Pour atteindre cet objectif, le Président promettait des mesures dans divers secteurs de l’économie.
« dans un délai maximum d’un an, nous restructurons la dette intérieure  de l’Etat de manière à ce qu’elle ne pèse en aucune façon sur les opérateurs économiques dont la vocation n’est pas de prêter de l’argent à l’Etat » (page 26).

Or nous venons de dire plus haut qu’en 2011, la dette publique en pourcentage du PIB est estimée à 65, 8% alors qu’elle était de l’ordre de 63,3% en 2010.
Le président OUATTARA  n’est pas réaliste dans ses propos. Rien ne marche dans ce pays, les licenciements partout, la cherté de la vie, l’école, la santé, tous les secteurs de l’économie sont sous tension.

Le riz, aliment de base de la population ivoirienne, est aujourd’hui inaccessible pour la plupart des familles, non parce qu’il y a pénurie, mais plutôt parce qu’il n’est plus à la portée de tous les paniers. Le riz, le moins cher sur le marché appelé communément ‘’dénicachia’’, a presque doublé de prix au kilo. De 225 F, le kilo est passé à ce jour, à 350 FCFA voire 450 FCFA, selon les points de vente.
Ce n’est pas  aussi avec de milliers d’ivoiriens au chômage, la cherté de la vie, les universités fermées, un endettement aussi fort qu’on fabrique des taux de croissance. Le président-économiste le sait.

Lynx.info : Dans un de vos articles avec le confrère Le Grand Soir vous dites que le franc CFA est une monnaie coloniale qui retarde l’Afrique. Comment expliquez-vous que les politiques africains et la France soient si sourds  à vos cris ?

Ce n’est pas à la France de dire aux pays africains de prendre leur responsabilité. Bien au contraire, elle a intérêt à ce que la zone franc perdure, pour toujours dominer politiquement, économiquement et commercialement ses anciennes colonies. Certains pays ont choisi, lors de l’indépendance au après , de quitter la zone franc coloniale : Algérie (1963), Maroc (1959), Tunisie (1958), Mauritanie (1973), Madagascar (1973), Guinée (1960), etc.  A l’exception de la Guinée, de Madagascar et peut-être la Mauritanie, ces  pays se portent économiquement mieux que la Côte d’Ivoire, le Sénégal, le Cameroun ou la Gabon.
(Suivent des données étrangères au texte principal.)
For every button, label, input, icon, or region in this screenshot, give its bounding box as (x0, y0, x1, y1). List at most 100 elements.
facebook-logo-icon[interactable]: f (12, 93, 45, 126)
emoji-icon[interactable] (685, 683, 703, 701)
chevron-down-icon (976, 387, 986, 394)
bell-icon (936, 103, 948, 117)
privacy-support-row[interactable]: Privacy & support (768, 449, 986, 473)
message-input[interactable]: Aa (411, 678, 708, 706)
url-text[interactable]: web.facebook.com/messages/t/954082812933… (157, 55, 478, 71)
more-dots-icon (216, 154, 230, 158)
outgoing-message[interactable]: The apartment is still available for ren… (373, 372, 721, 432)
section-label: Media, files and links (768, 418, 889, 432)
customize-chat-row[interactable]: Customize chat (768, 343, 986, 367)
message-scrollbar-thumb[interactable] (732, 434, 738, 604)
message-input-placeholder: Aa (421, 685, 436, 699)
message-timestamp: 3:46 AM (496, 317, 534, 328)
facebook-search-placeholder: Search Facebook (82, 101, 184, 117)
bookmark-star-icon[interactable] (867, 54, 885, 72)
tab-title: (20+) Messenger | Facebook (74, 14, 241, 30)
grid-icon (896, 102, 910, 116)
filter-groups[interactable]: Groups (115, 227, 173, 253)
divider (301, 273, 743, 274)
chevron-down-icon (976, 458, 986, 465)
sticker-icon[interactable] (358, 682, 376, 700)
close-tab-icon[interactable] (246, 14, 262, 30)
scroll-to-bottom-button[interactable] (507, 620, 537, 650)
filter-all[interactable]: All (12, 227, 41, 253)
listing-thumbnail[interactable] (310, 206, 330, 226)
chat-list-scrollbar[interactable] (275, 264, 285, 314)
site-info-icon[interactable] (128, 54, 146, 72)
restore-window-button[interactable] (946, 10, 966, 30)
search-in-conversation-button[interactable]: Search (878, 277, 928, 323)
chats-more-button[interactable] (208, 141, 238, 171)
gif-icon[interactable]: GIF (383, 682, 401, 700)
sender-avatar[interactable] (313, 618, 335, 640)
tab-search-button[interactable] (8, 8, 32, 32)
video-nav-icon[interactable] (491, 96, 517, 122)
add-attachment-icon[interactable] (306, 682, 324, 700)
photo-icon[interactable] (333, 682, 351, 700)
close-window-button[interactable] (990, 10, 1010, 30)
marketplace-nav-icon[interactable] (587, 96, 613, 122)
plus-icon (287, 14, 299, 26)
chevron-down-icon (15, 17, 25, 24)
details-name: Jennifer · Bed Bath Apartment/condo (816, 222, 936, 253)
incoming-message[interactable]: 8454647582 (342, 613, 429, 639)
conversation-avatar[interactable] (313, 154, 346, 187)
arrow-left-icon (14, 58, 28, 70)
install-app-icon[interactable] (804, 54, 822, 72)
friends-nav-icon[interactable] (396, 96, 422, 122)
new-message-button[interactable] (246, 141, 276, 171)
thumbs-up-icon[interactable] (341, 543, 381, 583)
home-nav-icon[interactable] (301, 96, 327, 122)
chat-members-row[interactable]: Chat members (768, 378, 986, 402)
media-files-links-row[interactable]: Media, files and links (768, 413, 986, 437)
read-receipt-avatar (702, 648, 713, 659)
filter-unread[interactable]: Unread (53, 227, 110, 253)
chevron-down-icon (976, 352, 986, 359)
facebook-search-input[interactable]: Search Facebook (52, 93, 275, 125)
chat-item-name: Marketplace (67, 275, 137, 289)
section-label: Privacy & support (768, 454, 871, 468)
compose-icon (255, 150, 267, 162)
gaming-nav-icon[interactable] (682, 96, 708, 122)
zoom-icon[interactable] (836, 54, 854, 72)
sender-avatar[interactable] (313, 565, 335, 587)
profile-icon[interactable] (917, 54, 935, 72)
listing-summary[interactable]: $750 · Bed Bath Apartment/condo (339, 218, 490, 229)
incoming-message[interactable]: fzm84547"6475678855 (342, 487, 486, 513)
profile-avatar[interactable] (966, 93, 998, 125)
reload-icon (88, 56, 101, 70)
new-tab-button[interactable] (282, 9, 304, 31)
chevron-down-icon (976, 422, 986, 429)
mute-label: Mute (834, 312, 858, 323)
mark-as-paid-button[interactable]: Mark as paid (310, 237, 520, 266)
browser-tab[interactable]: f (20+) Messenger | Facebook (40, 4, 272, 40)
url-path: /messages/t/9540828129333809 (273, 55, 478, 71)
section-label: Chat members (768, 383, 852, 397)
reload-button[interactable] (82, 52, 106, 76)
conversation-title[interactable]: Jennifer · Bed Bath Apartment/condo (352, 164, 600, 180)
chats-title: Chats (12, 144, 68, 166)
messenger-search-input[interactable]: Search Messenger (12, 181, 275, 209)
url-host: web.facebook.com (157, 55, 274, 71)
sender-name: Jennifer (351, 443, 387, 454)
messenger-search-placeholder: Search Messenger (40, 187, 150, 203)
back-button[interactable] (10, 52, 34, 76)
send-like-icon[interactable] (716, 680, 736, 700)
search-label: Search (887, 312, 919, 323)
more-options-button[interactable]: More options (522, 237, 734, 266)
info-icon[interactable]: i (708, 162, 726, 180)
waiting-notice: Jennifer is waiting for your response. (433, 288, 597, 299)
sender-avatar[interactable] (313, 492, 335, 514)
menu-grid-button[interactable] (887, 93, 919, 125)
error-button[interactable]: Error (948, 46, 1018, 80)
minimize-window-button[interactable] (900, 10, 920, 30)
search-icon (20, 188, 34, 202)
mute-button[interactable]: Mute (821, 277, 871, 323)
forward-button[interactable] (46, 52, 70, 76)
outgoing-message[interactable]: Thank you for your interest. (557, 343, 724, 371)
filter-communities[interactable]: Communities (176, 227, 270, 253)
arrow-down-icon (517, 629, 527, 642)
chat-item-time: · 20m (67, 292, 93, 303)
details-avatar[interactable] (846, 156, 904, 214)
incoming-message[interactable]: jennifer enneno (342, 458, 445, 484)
La monnaie peut nous asservir comme nous libérer. Les pays africains ont intérêt à se défaire de la tutelle monétaire française pour penser une monnaie qui aidera les pays à se développer. La monnaie est pour l’économie ce que le sang est pour le corps humain. Or, on sait que la quantité de sang dans le corps humain dépend de ce que l’être humain mange et de son âge. Les pays africains ne doivent pas voir peur de créer leur  monnaie. Ce n’est pas la France qui garantit le franc CFA, c’est bien le dynamisme de l’économie de la zone franc qui garantit la valeur de cette monnaie. Demain, comme aujourd’hui, ce sont les africains qui garantiront  la valeur de leur monnaie par leur travail.